As we navigate this moment of global emergency, it is evident that crowds of people can’t gather for the foreseeable future. GALF 2020 was scheduled for the first week of December, with participants signed up from all over the world. Those plans will most likely be scrapped, although we will keep our fingers crossed for the moment. But what might future editions look and feel like?
Bhai told me, “The charm of listening to sessions and meeting authors hardly happened in Goa before. We will adapt, but how that happens is yet to be seen. I think about music, which we love so much, and the live performance is different from recordings. So I can visualize masked delegates greeted with santitizers, and distancing, and physical meetings alongside virtual elements. There’s a saying in Konkani -- kala praman mathyak kurpone (you wear the head gear to suit the circumstance). We may put it to use!”
Those are plausible prospects, but very far from lighting fire in the belly. For me, the perfect curatorial moments were made in the flesh. Thus, my sentiments align with Daisy Rockwell, who says, “We need to ask ourselves what litfests are for, and why it is important to bring people into the same physical space. Just a few months into the shut-downs, it is obvious what limitations electronic forms of communication bring to human interaction. It’s choppy and erratic. We lose warmth, non-verbal cues and cross talk. The prolonged in-person experience made possible by festivals like GALF are creative gardens where the seeds of new projects are first planted. We must return to these gardens when we are safe again!”
I keep thinking about Shakespeare’s famous line from The Tempest, “O brave new world, that has such people in it!” If and when we do shift paradigms for the literature and arts festivals of the future, it’s likely that many of us - even if we manage to survive the virus - will not be part of it. At this point, hand on heart, one of that number is likely to be me.

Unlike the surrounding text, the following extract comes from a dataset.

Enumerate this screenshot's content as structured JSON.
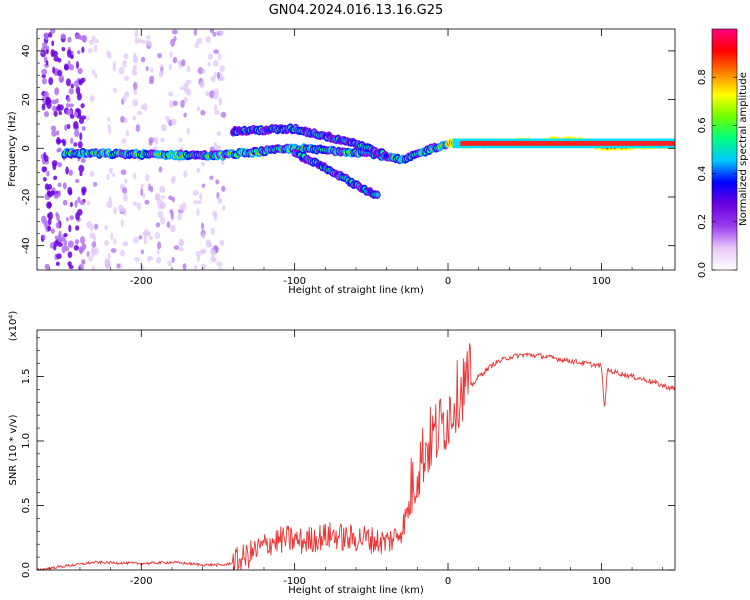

And maybe Jerry Pinto too. This beloved, crowd-electrifying veteran of a number of litfests, in every possible location, wrote to me: “There is a generation out there, I think, Vivek, that feels perhaps more comfortable without proximity. Their preferred mode of communication may well be to log on. It is not for me. I feel that in these virtual encounters, so much is lost. Even as one speaks, people are already shooting questions at you, questions that have nothing to do with what you are saying. Moderators don’t know their way around this world, I believe. I don’t know what that kind of literary festival feels like, or what it would be like, but I am not sure how comfortable I would be in one. I went to festivals to meet people, to meet fellow authors. I tried not to be a helicopter author, and tried to attend other sessions and to contribute to them. I don’t think I’d be comfortable doing that now. No reason why. Just don’t think so.”
Vivek Menezes is a photographer, writer and co-founder of the Goa Arts and Literature Festival.